An unsupervised one-class-classifier support vector machine to simultaneously monitor location and scale of multivariate quality characteristics

Purpose: The purpose of this study is to propose an effective unsupervised one-class-classifier (OCC) support vector machine (SVM)-based single multivariate control chart (OCC-SVM) to simultaneously monitor “location” and “scale” shifts of a manufacturing process. Design/methodology/approach: The step-by-step approach to developing, implementing and fine-tuning the intrinsic parameters of the OCC-SVM chart is demonstrated based on simulation and two real-life case examples. Findings: A comparative study, considering varied known and unknown response distributions, indicates that the OCC-SVM is highly effective in detecting process shifts of samples with individual observations. OCC-SVM chart also shows promising results for samples with a rational subgroup of observations. In addition, the results also indicate that the performance of OCC-SVM is unaffected by the small reference sample size. Research limitations/implications: The sample responses are considered identically distributed with no significant multivariate autocorrelation between sample observations. Practical implications: The proposed easy-to-implement chart shows satisfactory performance to detect an out-of-control signal with known or unknown response distributions.
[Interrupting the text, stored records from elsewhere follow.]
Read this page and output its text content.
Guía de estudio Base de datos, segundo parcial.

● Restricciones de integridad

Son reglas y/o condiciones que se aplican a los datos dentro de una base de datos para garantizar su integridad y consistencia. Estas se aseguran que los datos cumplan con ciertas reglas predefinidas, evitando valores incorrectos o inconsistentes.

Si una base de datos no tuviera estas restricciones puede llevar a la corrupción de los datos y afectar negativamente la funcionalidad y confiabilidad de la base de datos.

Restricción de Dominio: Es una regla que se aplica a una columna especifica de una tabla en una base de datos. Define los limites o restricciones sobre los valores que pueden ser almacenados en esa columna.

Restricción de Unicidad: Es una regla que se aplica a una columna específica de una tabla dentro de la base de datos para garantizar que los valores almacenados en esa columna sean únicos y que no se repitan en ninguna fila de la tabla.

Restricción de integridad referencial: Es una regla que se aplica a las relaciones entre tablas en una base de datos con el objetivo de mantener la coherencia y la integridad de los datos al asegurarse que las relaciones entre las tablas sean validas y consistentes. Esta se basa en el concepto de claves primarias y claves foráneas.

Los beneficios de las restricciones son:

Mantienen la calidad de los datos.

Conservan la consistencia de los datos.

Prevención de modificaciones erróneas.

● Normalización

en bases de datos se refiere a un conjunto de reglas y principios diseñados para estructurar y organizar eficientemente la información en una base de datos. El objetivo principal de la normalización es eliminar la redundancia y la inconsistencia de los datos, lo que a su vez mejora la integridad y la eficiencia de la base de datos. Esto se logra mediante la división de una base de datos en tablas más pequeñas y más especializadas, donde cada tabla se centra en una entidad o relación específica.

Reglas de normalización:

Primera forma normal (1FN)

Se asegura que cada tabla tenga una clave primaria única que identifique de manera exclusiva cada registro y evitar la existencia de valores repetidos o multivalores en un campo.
Originality/value: Various multivariate (e.g. parametric or nonparametric) control chart(s) are recommended to monitor the mean (e.g. location) and variance (e.g. scale) of multiple correlated responses in a manufacturing process. However, real-life implementation of a parametric control chart may be complex due to its restrictive response distribution assumptions. There is no evidence of work in the open literature that demonstrates the suitability of an unsupervised OCC-SVM chart to simultaneously monitor “location” and “scale” shifts of multivariate responses. Thus, a new efficient OCC-SVM single chart approach is proposed to address this gap to monitor a multivariate manufacturing process with unknown response distributions.